Fear Fest: Testicular Torsion. The Great Twists Of Doom.

OCTOBER 21st, Testicular Torsion

“I don’t know what I did!! Suddenly it just felt like someone kicked me in the rocks, and- and they never took their foot away!”
-Dean Venture

For the past three weeks we’ve discussed wide spread fears. Today we tackle my greatest fear. Ladies, I’m sorry to say that you won’t identify with this particular fear, but gents, your lives may change forever.
It was October 21st, 2007, 4 years ago to the day. I was getting in the shower with the intention of heading to work. As I was in the shower, I felt a slight twinge in groin region. That sleight pain grew into an explosion of pain. My vision went dark and I doubled over in agony. My brain raced from thought to thought. Time slowed down as I tried to reason out what had just happened to me. Sifting through Simpson quotes, quantum mechanics, advanced algebra, and baseball stats, my brain finally came up with the answer. Testicular torsion.

I’ve read hundreds of books. I’ve spent most of my life in the class room or learning environments, and I’ve watched thousands of hours of documentaries. And where did this nugget of wisdom come from? A cartoon. Specifically The Venture Brothers, episode “Are you there god? It’s me, Dean.” A cartoon saved my life. But let’s slow down, what is testicular torsion? How does one figure out one has it? I’ll let my friends Hank, Dean, Doc and Brock explain.

Specifically, testicular torsion occurs when one or both of the testicles tears free from the scrotal wall and either turns around, or becomes tangled together.
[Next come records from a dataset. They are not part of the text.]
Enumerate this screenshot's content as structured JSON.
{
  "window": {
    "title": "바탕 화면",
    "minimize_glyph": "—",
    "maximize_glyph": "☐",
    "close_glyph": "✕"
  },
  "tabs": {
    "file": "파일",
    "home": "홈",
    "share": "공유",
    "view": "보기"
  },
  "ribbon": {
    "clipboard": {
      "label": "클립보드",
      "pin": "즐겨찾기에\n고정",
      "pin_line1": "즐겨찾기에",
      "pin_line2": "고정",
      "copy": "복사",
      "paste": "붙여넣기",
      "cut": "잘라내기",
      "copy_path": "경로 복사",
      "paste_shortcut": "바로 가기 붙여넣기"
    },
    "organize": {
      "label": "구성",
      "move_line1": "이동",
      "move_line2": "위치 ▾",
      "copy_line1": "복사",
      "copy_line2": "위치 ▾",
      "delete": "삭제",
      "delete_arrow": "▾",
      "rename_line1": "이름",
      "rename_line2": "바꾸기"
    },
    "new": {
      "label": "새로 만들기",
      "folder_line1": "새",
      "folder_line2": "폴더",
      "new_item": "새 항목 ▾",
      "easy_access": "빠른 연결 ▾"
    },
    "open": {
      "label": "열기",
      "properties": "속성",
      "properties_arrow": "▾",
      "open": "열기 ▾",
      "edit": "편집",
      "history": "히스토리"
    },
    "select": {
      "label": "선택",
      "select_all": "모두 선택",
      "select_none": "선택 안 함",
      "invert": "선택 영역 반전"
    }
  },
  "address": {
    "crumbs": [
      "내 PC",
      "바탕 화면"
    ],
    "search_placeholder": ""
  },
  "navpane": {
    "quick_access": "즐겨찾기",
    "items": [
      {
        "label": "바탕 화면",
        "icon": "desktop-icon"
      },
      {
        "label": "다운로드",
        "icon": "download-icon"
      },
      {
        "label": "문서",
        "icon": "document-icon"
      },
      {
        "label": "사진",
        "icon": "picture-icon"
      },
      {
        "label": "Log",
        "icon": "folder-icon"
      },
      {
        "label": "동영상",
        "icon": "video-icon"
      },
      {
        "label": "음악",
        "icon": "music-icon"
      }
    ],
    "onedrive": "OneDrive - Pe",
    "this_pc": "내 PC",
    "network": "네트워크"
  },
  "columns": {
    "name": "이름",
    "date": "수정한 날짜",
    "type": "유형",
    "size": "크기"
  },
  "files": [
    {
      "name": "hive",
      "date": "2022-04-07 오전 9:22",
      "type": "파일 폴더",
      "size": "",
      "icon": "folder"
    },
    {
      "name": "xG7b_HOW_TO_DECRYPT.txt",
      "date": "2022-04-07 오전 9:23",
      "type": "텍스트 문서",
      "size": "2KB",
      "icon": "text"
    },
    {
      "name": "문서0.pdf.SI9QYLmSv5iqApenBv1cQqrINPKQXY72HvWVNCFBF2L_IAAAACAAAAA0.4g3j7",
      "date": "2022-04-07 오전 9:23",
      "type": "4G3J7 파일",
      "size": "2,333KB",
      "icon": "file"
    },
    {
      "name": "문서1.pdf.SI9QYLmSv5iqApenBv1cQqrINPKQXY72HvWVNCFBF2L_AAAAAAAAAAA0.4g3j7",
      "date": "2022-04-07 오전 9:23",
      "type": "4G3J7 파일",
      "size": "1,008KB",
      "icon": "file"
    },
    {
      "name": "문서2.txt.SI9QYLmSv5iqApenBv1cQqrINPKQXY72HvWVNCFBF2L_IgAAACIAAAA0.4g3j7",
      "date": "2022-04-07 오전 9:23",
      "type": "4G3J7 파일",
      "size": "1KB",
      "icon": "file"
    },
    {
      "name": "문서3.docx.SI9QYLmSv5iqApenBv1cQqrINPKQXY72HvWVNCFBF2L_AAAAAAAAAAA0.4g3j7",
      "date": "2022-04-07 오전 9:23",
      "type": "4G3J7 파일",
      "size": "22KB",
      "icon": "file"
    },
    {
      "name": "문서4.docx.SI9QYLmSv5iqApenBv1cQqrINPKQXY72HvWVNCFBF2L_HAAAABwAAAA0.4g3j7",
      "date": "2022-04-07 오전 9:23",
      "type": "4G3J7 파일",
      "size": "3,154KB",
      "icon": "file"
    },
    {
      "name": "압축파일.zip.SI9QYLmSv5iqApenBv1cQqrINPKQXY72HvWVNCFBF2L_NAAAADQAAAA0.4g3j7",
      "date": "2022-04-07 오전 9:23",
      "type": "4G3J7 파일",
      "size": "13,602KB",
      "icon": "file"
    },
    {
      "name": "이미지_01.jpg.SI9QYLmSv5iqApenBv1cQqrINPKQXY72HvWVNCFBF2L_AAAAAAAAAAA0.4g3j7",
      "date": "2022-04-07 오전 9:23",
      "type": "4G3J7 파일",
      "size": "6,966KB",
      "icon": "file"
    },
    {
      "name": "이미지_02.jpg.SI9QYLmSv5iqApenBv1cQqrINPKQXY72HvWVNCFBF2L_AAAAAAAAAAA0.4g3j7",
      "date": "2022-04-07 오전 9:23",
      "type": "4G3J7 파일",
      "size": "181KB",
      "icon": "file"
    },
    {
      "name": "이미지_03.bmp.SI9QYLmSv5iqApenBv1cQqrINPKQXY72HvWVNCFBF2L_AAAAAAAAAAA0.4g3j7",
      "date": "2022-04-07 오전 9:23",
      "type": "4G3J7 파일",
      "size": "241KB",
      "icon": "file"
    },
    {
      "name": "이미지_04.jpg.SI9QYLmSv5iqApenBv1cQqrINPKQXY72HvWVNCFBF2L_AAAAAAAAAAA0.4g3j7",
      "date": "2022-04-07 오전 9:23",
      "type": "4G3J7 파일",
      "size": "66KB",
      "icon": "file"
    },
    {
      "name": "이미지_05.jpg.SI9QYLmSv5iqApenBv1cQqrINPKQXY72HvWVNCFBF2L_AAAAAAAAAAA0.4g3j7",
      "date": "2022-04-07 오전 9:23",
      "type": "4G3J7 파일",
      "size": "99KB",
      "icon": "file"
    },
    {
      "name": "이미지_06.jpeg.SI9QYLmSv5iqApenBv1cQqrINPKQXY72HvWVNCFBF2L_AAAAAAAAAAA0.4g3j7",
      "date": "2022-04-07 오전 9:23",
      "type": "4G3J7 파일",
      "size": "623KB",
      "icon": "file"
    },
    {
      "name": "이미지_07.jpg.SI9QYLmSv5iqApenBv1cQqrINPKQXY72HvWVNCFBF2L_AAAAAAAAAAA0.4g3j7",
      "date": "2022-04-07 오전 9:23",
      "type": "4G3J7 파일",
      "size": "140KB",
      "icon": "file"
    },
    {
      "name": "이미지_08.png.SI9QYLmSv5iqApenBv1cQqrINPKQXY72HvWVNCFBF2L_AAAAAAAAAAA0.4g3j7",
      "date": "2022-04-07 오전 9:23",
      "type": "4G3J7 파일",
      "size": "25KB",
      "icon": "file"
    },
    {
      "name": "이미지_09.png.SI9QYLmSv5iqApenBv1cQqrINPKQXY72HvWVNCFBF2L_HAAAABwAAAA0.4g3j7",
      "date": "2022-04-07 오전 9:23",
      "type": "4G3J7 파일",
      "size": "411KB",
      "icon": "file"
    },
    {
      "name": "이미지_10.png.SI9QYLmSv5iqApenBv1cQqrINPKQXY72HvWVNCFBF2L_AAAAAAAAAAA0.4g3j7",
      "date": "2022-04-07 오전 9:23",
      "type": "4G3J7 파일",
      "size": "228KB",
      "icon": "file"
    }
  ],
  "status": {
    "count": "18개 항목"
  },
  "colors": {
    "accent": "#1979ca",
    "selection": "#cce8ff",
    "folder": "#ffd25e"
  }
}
I can tell you honestly the pain is something that is imprinted in my mind. In fact, every other pain I’ve experienced since that has somewhat been lessened by the knowledge that greater pain has been survived.

Normally the solution is surgery. I foolishly opted for a more natural solution since I only experienced a partial twist. After I realigned my parts, the pain decreased. I went to work. I spent most of the day sitting, as doing anything caused a pain spike. I went home after my shift and then cried myself to sleep. The next day I had a repeat performance from the other side. I still stayed out of the operation room.

For the next few weeks, every step I took caused me pain. For a few months after that, only every other step caused me pain. For roughly 15 months, I dealt with the occasional stabbing pain in my groin. The pain wasn’t the worst thing, it was the fear of the condition reoccurring. It wasn’t until 20 months later that I could run again pain free. I didn’t miss a day of work and I never took a pain killer more powerful than ibuprofin. I am a fucking idiot.

THE ANSWER: For me, the answer was bed rest and video games. I became an expert on the guitar in rock band. After a month Mass Effect was released, and I was made in the shade. Escaping the pain was easy when I was running around Eden Prime killing husks, or flying around the galaxy hunting Saren and his Geth army. I will be forever grateful to Bioware for the escapism Commander Sheppard provided me. Today however, I live in fear that every wrong step, ever slip, fall, jostle, anything will cause a repeat of the condition. If the unthinkable should happen, I will not be taking the passive approach again. I will ask the doctors to cut open my sack like a thanksgiving roast and fix me up good.